I am sorry for the late response Nataly - I hope I am not too late.
First off, I'd like to say that I am honored by your question and excited to see that you are interested in becoming a nuclear Engineer. Engineering is a rewarding career. It builds a strong foundation for anything you choose to do with it later in life. I chose to use my nuclear engineering background to help me run a nuclear power plant to produce electricity; a leadership role rather than research and development or academic one.
Your science fair topic on a nuclear fusor is an intriguing topic, which unfortunately, I haven't had a chance to get involved in much. In a nuclear reactor we currently use a process called fission (as oppose to fusion), which is splitting a nucleus of a uranium fuel using neutrons to make electricity. In fusion, the process is opposite. The nucleus of two light atoms are fused together to produce a heavier atom and large amount of energy. However, the fusion process has not yet been developed enough to use it on a large industrial scale.

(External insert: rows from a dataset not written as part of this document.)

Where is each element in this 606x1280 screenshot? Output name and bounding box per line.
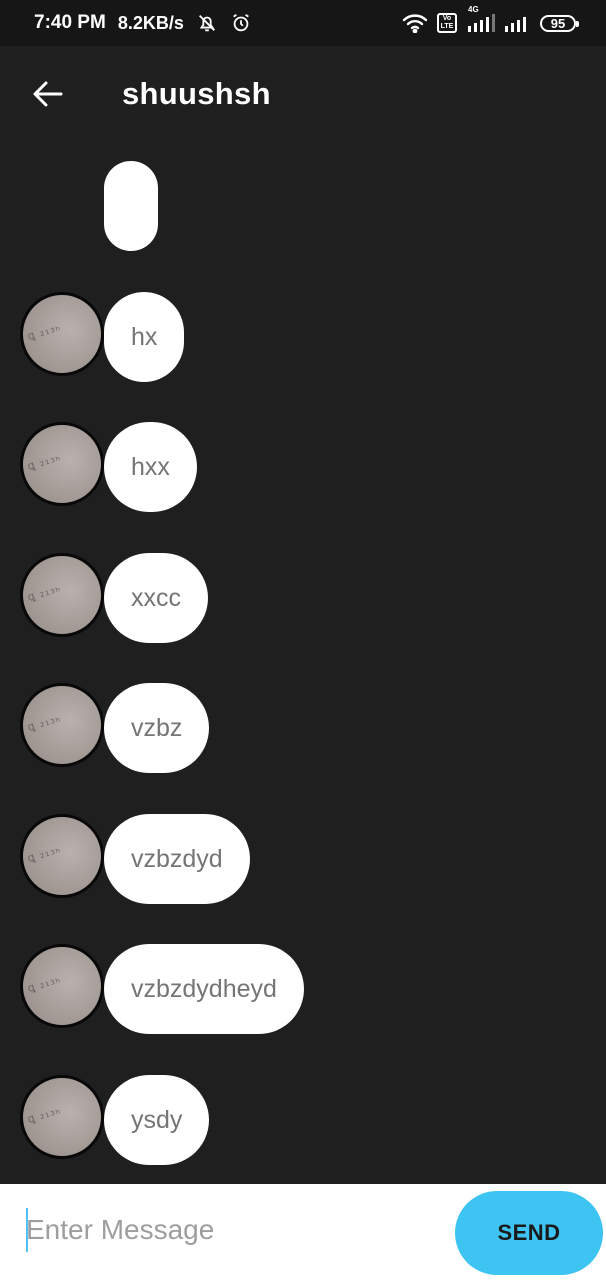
message-row: ꝗ ₂₁₃ₕ vzbzdyd [0, 814, 606, 904]
message-input[interactable] [26, 1206, 426, 1254]
status-right: Vo LTE 4G 95 [402, 5, 579, 33]
avatar[interactable]: ꝗ ₂₁₃ₕ [20, 683, 104, 767]
battery-level: 95 [550, 15, 566, 31]
message-bubble[interactable]: vzbz [104, 683, 210, 773]
avatar[interactable]: ꝗ ₂₁₃ₕ [20, 422, 104, 506]
message-bubble[interactable]: vzbzdydheyd [104, 944, 304, 1034]
status-time: 7:40 PM [34, 12, 106, 33]
volte-top: Vo [442, 15, 452, 22]
app-bar: shuushsh [0, 46, 606, 146]
volte-bottom: LTE [440, 23, 454, 30]
network-speed: 8.2KB/s [117, 12, 184, 33]
message-row: ꝗ ₂₁₃ₕ hx [0, 292, 606, 382]
message-row: ꝗ ₂₁₃ₕ hxx [0, 422, 606, 512]
message-composer: SEND [0, 1184, 606, 1280]
message-bubble[interactable] [104, 161, 158, 251]
volte-icon: Vo LTE [437, 13, 457, 33]
message-text: ysdy [131, 1105, 183, 1134]
message-text: vzbzdydheyd [131, 974, 277, 1003]
status-left: 7:40 PM 8.2KB/s [34, 12, 252, 34]
arrow-left-icon [33, 81, 63, 112]
message-row: ꝗ ₂₁₃ₕ xxcc [0, 553, 606, 643]
message-bubble[interactable]: xxcc [104, 553, 208, 643]
avatar[interactable]: ꝗ ₂₁₃ₕ [20, 944, 104, 1028]
message-row: ꝗ ₂₁₃ₕ ysdy [0, 1075, 606, 1165]
message-text: vzbzdyd [131, 844, 223, 873]
message-text: hx [131, 322, 158, 351]
back-button[interactable] [28, 76, 68, 116]
message-bubble[interactable]: vzbzdyd [104, 814, 250, 904]
avatar[interactable]: ꝗ ₂₁₃ₕ [20, 1075, 104, 1159]
message-bubble[interactable]: ysdy [104, 1075, 210, 1165]
mute-icon [196, 12, 218, 34]
avatar[interactable]: ꝗ ₂₁₃ₕ [20, 553, 104, 637]
signal-icon [505, 14, 531, 32]
page-title: shuushsh [122, 76, 271, 111]
message-text: vzbz [131, 713, 183, 742]
message-bubble[interactable]: hx [104, 292, 185, 382]
message-text: hxx [131, 452, 170, 481]
message-row: ꝗ ₂₁₃ₕ vzbz [0, 683, 606, 773]
message-text: xxcc [131, 583, 181, 612]
avatar[interactable]: ꝗ ₂₁₃ₕ [20, 814, 104, 898]
status-bar: 7:40 PM 8.2KB/s Vo LTE 4G 95 [0, 0, 606, 46]
chat-screen: 7:40 PM 8.2KB/s Vo LTE 4G 95 shuushsh ꝗ … [0, 0, 606, 1280]
wifi-icon [402, 13, 428, 33]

There are many good websites and publications that can help you learn more about fusion in general like:
- US Department of Energy website on fusion
- Plasma Science and Fusion Center(PSFC) at the Massachusetts Institute of Technology has good publications on plasma physics and nuclear fusion.
- And of course Wikipedia.
Also, please note that there is still a lot of research that needs to be completed in this area before we can use them on a large scale. We need people like yourself to help with this research and to make it happen - it is an exciting field.
Please keep up your excellent work and feel free to send me a note if you have any other questions.